One of the most common misconceptions about doing Lean in the office is that there is a different set of Lean tools for the office. Many times organizations will say "What are the unique definitions of value and waste in knowledge work?" or "How can we do kaizen in the office when everything we do is non-standard?"

Organizations should start on its Lean Office journey by creating a Value Stream Map or Swim Lane Process Map of an entire process – whether it be a manufacturers office, service providers, government agencies, health care, etc. You will need to observe and measure, map and analyze the office’s processes like, sales quote and order handling, design/engineering processes, approvals, financial accounting and material procurement. Each of these processes can be done in a few days or up to a week.

Most organizations are shocked by the day-to-day inefficiencies that are discovered just in information flow. These inefficiencies significantly affect the total product or service lead-time and the company’s ability to create and deliver its “value-added” product or service to the customer on time, at a lower cost and with high quality.

Value Stream Mapping (VSM) or Swim Lane Process Mapping (SLPM) helps everyone to see the flow and take a hard, objective look at what it is they do every day that impacts the value stream – both negatively and positively. It also forces people to look at how they manage their gaps and handoff information.
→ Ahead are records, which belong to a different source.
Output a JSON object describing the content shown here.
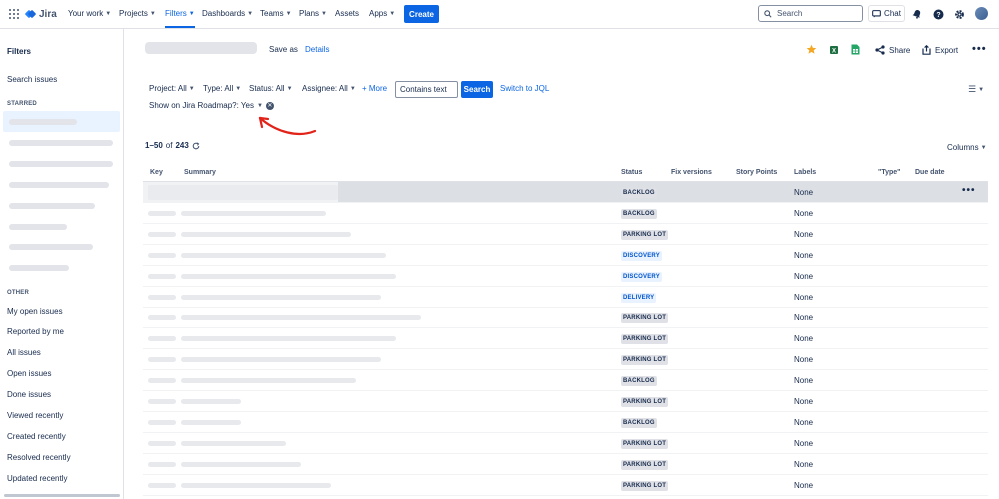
{
  "nav": {
    "product": "Jira",
    "items": [
      {
        "label": "Your work",
        "dropdown": true,
        "active": false
      },
      {
        "label": "Projects",
        "dropdown": true,
        "active": false
      },
      {
        "label": "Filters",
        "dropdown": true,
        "active": true
      },
      {
        "label": "Dashboards",
        "dropdown": true,
        "active": false
      },
      {
        "label": "Teams",
        "dropdown": true,
        "active": false
      },
      {
        "label": "Plans",
        "dropdown": true,
        "active": false
      },
      {
        "label": "Assets",
        "dropdown": false,
        "active": false
      },
      {
        "label": "Apps",
        "dropdown": true,
        "active": false
      }
    ],
    "create_label": "Create",
    "search_placeholder": "Search",
    "chat_label": "Chat",
    "icons": [
      "notifications-icon",
      "help-icon",
      "settings-icon"
    ]
  },
  "sidebar": {
    "title": "Filters",
    "search_issues": "Search issues",
    "starred_heading": "STARRED",
    "other_heading": "OTHER",
    "other_items": [
      "My open issues",
      "Reported by me",
      "All issues",
      "Open issues",
      "Done issues",
      "Viewed recently",
      "Created recently",
      "Resolved recently",
      "Updated recently"
    ]
  },
  "header": {
    "save_as": "Save as",
    "details": "Details",
    "share": "Share",
    "export": "Export"
  },
  "filters": {
    "project": "Project: All",
    "type": "Type: All",
    "status": "Status: All",
    "assignee": "Assignee: All",
    "more": "+ More",
    "contains_text": "Contains text",
    "search_button": "Search",
    "switch_jql": "Switch to JQL",
    "show_on_roadmap": "Show on Jira Roadmap?: Yes"
  },
  "results": {
    "range": "1–50",
    "of": "of",
    "total": "243",
    "columns_label": "Columns"
  },
  "table": {
    "headers": [
      "Key",
      "Summary",
      "Status",
      "Fix versions",
      "Story Points",
      "Labels",
      "\"Type\"",
      "Due date"
    ],
    "rows": [
      {
        "status": "BACKLOG",
        "status_kind": "neutral",
        "labels": "None"
      },
      {
        "status": "BACKLOG",
        "status_kind": "neutral",
        "labels": "None"
      },
      {
        "status": "PARKING LOT",
        "status_kind": "neutral",
        "labels": "None"
      },
      {
        "status": "DISCOVERY",
        "status_kind": "blue",
        "labels": "None"
      },
      {
        "status": "DISCOVERY",
        "status_kind": "blue",
        "labels": "None"
      },
      {
        "status": "DELIVERY",
        "status_kind": "blue",
        "labels": "None"
      },
      {
        "status": "PARKING LOT",
        "status_kind": "neutral",
        "labels": "None"
      },
      {
        "status": "PARKING LOT",
        "status_kind": "neutral",
        "labels": "None"
      },
      {
        "status": "PARKING LOT",
        "status_kind": "neutral",
        "labels": "None"
      },
      {
        "status": "BACKLOG",
        "status_kind": "neutral",
        "labels": "None"
      },
      {
        "status": "PARKING LOT",
        "status_kind": "neutral",
        "labels": "None"
      },
      {
        "status": "BACKLOG",
        "status_kind": "neutral",
        "labels": "None"
      },
      {
        "status": "PARKING LOT",
        "status_kind": "neutral",
        "labels": "None"
      },
      {
        "status": "PARKING LOT",
        "status_kind": "neutral",
        "labels": "None"
      },
      {
        "status": "PARKING LOT",
        "status_kind": "neutral",
        "labels": "None"
      }
    ]
  },
  "colors": {
    "brand_blue": "#0c66e4",
    "lozenge_neutral_bg": "#dfe1e6",
    "lozenge_neutral_fg": "#172b4d",
    "lozenge_blue_bg": "#e9f2ff",
    "lozenge_blue_fg": "#0055cc",
    "annotation_red": "#e2231a"
  }
}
A value stream map (AKA end-to-end system map) takes into account not only the activity of the product or service, but the management and information systems that support the basic process. This is especially helpful when working to reduce cycle time, because you gain insight into the decision making flow in addition to the process flow. It is actually a Lean tool. The basic idea is to first map your process, then above it map the information flow that enables the process to occur. Value Stream Mapping is designed to help Lean teams identify opportunities to remove waste and non-value-adding activities from processes so that organizations can produce and deliver the products and services to customers more rapidly and at lower cost.
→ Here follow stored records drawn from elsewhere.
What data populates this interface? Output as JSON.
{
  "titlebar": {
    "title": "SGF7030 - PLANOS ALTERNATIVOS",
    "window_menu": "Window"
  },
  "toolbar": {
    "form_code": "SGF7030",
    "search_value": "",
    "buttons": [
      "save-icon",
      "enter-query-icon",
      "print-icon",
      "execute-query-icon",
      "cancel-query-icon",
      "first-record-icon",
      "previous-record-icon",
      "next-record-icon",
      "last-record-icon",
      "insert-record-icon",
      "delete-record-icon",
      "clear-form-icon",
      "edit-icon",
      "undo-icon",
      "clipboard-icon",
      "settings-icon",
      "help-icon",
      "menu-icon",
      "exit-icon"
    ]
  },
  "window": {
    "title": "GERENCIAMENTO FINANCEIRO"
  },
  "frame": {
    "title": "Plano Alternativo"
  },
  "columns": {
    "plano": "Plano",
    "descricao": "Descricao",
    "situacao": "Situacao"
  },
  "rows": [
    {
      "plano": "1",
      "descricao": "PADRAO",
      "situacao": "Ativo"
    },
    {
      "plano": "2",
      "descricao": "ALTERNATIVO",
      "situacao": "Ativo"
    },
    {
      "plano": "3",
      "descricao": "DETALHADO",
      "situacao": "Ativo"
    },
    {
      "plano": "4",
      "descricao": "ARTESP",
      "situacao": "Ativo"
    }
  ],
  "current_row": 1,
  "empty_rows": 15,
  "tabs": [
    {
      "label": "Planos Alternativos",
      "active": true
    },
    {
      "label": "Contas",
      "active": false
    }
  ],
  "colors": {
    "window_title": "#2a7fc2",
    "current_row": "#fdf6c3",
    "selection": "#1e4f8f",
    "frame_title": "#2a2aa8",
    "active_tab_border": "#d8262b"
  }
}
Example of a Swim Lane Process Map with 3-M PostedSwim lane Process maps very explicitly show the organization structure, and the map arranged on a table where the rows indicate the “who” does the process step (the “who” could be an individual, a department, or an organization). The advantage of this mapping approach is when the process flows change “lanes” it indicates a hand-off. This is where lack of coordination and communication can cause process problems. It also shows who sees each part of the process. Clear distinctions can be made between the back-office, and those process steps where customer interactions occur.

Both mapping processes (VSM and SLPM) are used to identify waste and non-value added activities, which can then be attacked to create a more competitive process.
At Leanovations, we recommend starting with a 3-M post it notes on large brown paper, or use a white-board that can print a copy of the VSM or WLPM, and then moving to eVSM software program to dynamically digitize, perform calculations and track progress and results through eVSM.

Once the current and future state maps are drawn, the next steps are to create a Project Plan to prioritize implementation, a value stream storyboard and a key performance metrics tracking methodology. From there Leanovations will assist an organization to begin the continuous improvement process, teaching and showing people how to make improvements on an on-going, sustainable basis.